Прокатился по небу гром, зашуршал, как воришка, в ветвях созревшей черемухи дождь. Хорошо запахло свежестью, прибитой дорожной пылью.
Утром Олега Петровских звал меня на улицу, но я не пошел. Тайком ото всех пробрался в сарай. Опустился на колени и воздел руки:
– Иисус Христос, помоги нам, исправь папку. Наказывать его не надо, но сделай так, чтобы он одумался и стал жить, как мама. Помоги нам, Христос. Скажи, поможешь, а?
Я прислушался к мрачной тишине. Всматривался в непроглядный угол сарая, из которого ожидал чудесного появления Бога.
– Если не поможешь – убегу из дома. Что же Ты, Иисус? – И я заплакал.
Неожиданно почувствовал, что сзади, у двери, кто-то стоит. Я вздрогнул и резко повернулся – в дверях замерла мама. Ее ладони сползали от висков к подбородку, глаза настолько расширились, что мне каким-то кусочком сознания вообразилось, что они отдалены от лица. Я медленно, со странной плавностью в движениях встал. Перед глазами качнулось; почувствовал, что падаю, будто во что-то теплое и вязкое.
– Мама… – слабо произнес я. Она крепко обняла меня, и мы долго простояли на одном месте.
12. АНТОШКА
Мои нервные срывы повторялись. Я отдалялся от сверстников. Играл чаще один или с собаками, которых у нас было две – Байкал и Антошка.
Байкал был важным и самолюбивым до чванливости, скорее всего от осознания, что он папкин любимчик. Был он крупного роста, долговязый. Его толстый, похожий на кусок пожарного шланга хвост всегда стоял торчком, рыже-коричневая шерсть была жесткая и создавала впечатление, когда к ней прикасались, шероховатой доски. Он надменно пренебрегал Антошкой и становился ревнив и зол, если тот пытался завоевать любовь хозяина: оскаливался, рычал и хватал зубами безответного Антошку за шею или бока. Искусанного и скулящего, я брал его на руки и ласкал. Он лизал шершавым, розоватым языком мои руки и лицо и благодарно, преданно смотрел в глаза. Я вместе с братом и сестрами забинтовывал его. Освободившись из наших рук, бинты и тряпки он срывал и принимался зализывать раны.

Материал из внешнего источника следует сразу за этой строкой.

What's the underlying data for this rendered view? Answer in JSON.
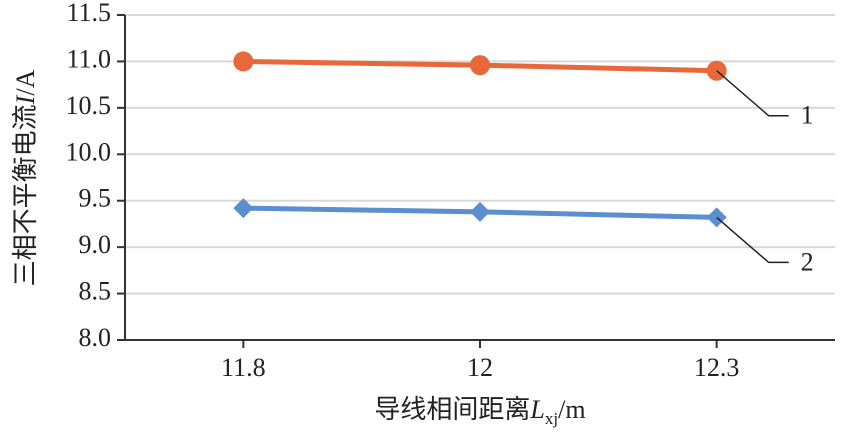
{
  "chart_data": {
    "type": "line",
    "y_label": [
      "三相不平衡电流",
      "I",
      "/A"
    ],
    "x_label": [
      "导线相间距离",
      "L",
      "xj",
      "/m"
    ],
    "categories": [
      "11.8",
      "12",
      "12.3"
    ],
    "series": [
      {
        "name": "1",
        "color": "#e8683a",
        "marker": "circle",
        "values": [
          11.0,
          10.96,
          10.9
        ]
      },
      {
        "name": "2",
        "color": "#5b8fd0",
        "marker": "diamond",
        "values": [
          9.42,
          9.38,
          9.32
        ]
      }
    ],
    "ylim": [
      8.0,
      11.5
    ],
    "yticks": [
      {
        "value": 8,
        "label": "8.0"
      },
      8.5,
      {
        "value": 9,
        "label": "9.0"
      },
      9.5,
      {
        "value": 10,
        "label": "10.0"
      },
      10.5,
      {
        "value": 11,
        "label": "11.0"
      },
      11.5
    ],
    "grid": true
  }
}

Как-то я увидел по телевизору дрессированных собак. Они были одеты, парами танцевали под балалайку и пели, то есть тявкали. Было смешно и забавно. "А чем наши плохи для таких штук? – размышлял я ночью в кровати. – У мамы послезавтра день рождения, и если… – Но я не досказал мысли и замер. – Во будет здорово!"

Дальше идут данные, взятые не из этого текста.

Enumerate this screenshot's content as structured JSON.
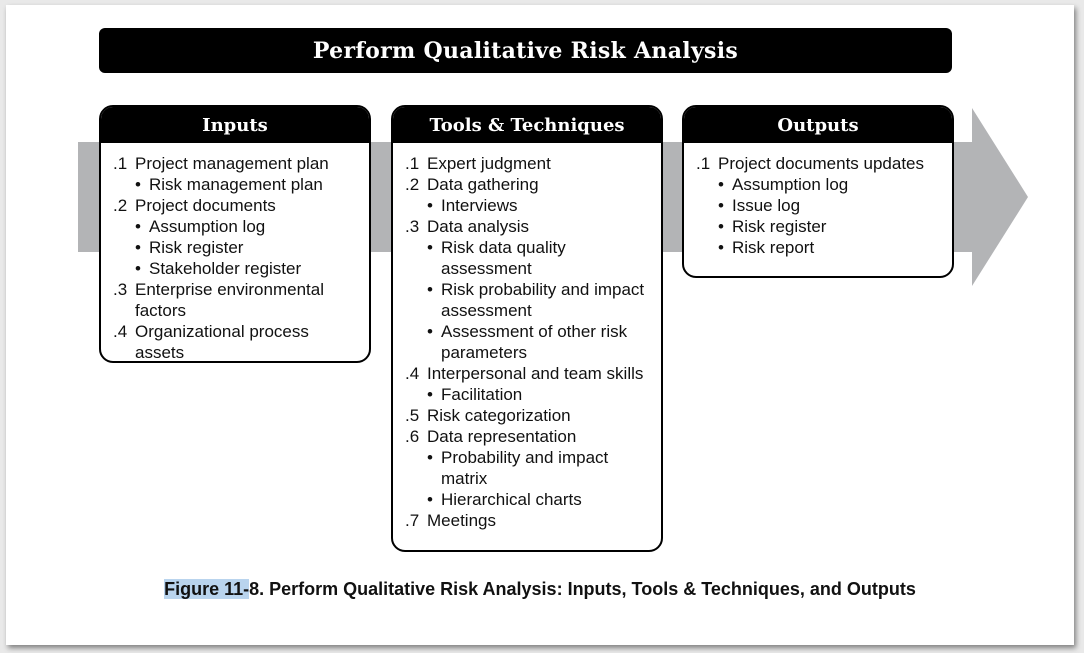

Я уже не мог лежать спокойно: дети, известно, самый нетерпеливый на свете народ. В потемках прополз к кровати Лены и Насти. Они еще не спали и шептались
– Слушайте внимательно, – стоял я перед их кроватью на коленях. – Завтра сшейте шаровары для Антошки, лучше – красные.
– Для кого?! – Сестры подпрыгнули.
– Тише вы! Шаровары Антошке, – шептал я, опасаясь разбудить взрослых. – Сегодня видели по телеку?
– Ну?
– Гну! Антошка будет так же скакать и петь на мамином дне рождения.
– Отлично! А получится у тебя?
– Получится. Главное, чтобы шаровары были. И еще башмачки нужны, желтый пояс – как в телеке, помните? Так, что бы еще? Ага! И кепку.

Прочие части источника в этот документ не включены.